More than a year after a Wisconsin woman was sentenced to 15 years in jail for posing as a financial advisor with Fidelity, the Financial Industry Regulatory Authority levied a $1 million penalty against the brokerage for missing numerous red flags.
FINRA fined Fidelity Brokerage Services $500,000 and ordered the firm to pay nearly $530,000 in restitution for on multiple "red flags" caused by Green Bay, Wis. resident Lisa Lewis’ seven-year scheme. Lewis swindled over a dozen investors out of more than $1 million between August 2006 and May 2013, a majority of whom were seniors, by posing as a broker with Fidelity. Lewis had no affiliation with Fidelity.
In June 2014, a Wisconsin judge sentenced Lewis to 15 years in jail, after she pled guilty and agreed to pay more than $2 million in restitution to her victims.
FINRA found that Fidelity had inadequate supervisory systems and procedures in place to detect Lewis’ fraud. Additionally, the firm did not adequately follow up on red flags such as the fact that the nine victims, all Fidelity customers, had the same contact information on all of their accounts.
“Fidelity also failed to detect Lewis' consistent pattern of money movements and overlooked red flags in telephone calls handled by its customer-service call center in which there were indications that Lewis was impersonating or taking advantage of her senior investor victims,” FINRA said.
“This case is a reminder to firms to ensure their supervisory systems and procedures are designed to protect senior investors from harm and to adequately follow-up on red flags to detect potential fraudulent account activity," Brad Bennett, FINRA's executive vice president and chief of enforcement, said in a statement.

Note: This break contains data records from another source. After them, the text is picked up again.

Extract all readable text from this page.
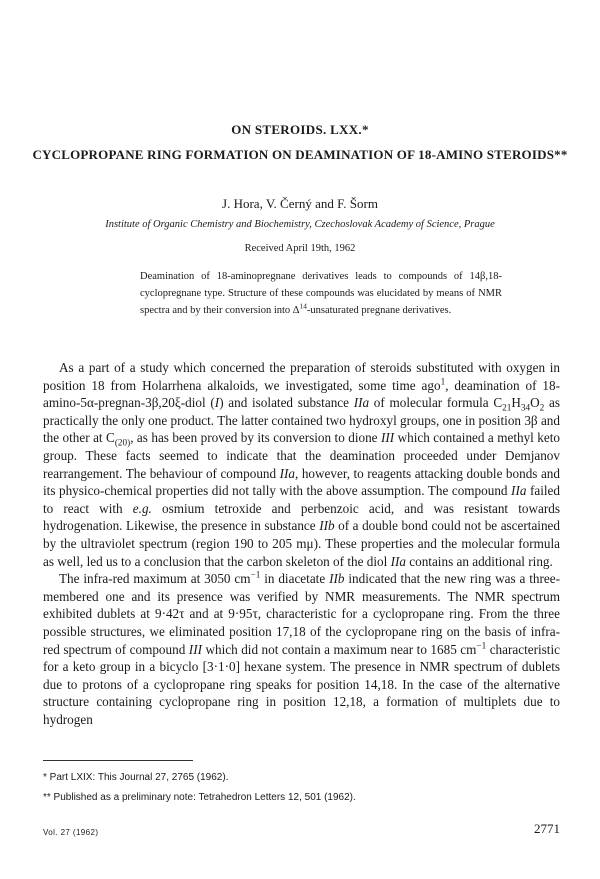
ON STEROIDS. LXX.*
CYCLOPROPANE RING FORMATION ON DEAMINATION OF 18-AMINO STEROIDS**
J. Hora, V. Černý and F. Šorm
Institute of Organic Chemistry and Biochemistry, Czechoslovak Academy of Science, Prague
Received April 19th, 1962
Deamination of 18-aminopregnane derivatives leads to compounds of 14β,18-cyclopregnane type. Structure of these compounds was elucidated by means of NMR spectra and by their conversion into $\Delta^{14}$-unsaturated pregnane derivatives.

As a part of a study which concerned the preparation of steroids substituted with oxygen in position 18 from Holarrhena alkaloids, we investigated, some time ago$^1$, deamination of 18-amino-5α-pregnan-3β,20ξ-diol (I) and isolated substance IIa of molecular formula $C_{21}H_{34}O_2$ as practically the only one product. The latter contained two hydroxyl groups, one in position 3β and the other at $C_{(20)}$, as has been proved by its conversion to dione III which contained a methyl keto group. These facts seemed to indicate that the deamination proceeded under Demjanov rearrangement. The behaviour of compound IIa, however, to reagents attacking double bonds and its physico-chemical properties did not tally with the above assumption. The compound IIa failed to react with e.g. osmium tetroxide and perbenzoic acid, and was resistant towards hydrogenation. Likewise, the presence in substance IIb of a double bond could not be ascertained by the ultraviolet spectrum (region 190 to 205 mμ). These properties and the molecular formula as well, led us to a conclusion that the carbon skeleton of the diol IIa contains an additional ring.

The infra-red maximum at 3050 $cm^{-1}$ in diacetate IIb indicated that the new ring was a three-membered one and its presence was verified by NMR measurements. The NMR spectrum exhibited dublets at 9·42τ and at 9·95τ, characteristic for a cyclopropane ring. From the three possible structures, we eliminated position 17,18 of the cyclopropane ring on the basis of infra-red spectrum of compound III which did not contain a maximum near to 1685 $cm^{-1}$ characteristic for a keto group in a bicyclo [3·1·0] hexane system. The presence in NMR spectrum of dublets due to protons of a cyclopropane ring speaks for position 14,18. In the case of the alternative structure containing cyclopropane ring in position 12,18, a formation of multiplets due to hydrogen

* Part LXIX: This Journal 27, 2765 (1962).
** Published as a preliminary note: Tetrahedron Letters 12, 501 (1962).
Vol. 27 (1962)	2771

A spokesman for Fidelity said Friday that the firm assisted law enforcement with the case against Lewis and have since taken steps to further strengthen the firm’s controls, including enhancing account monitoring and surveillance.
For example, the firm has put in place additional monitoring systems for account disbursements and implemented elder financial exploitation surveillance systems, as well as employee awareness and training.
“We take the protection of customer accounts very seriously,” the firm said.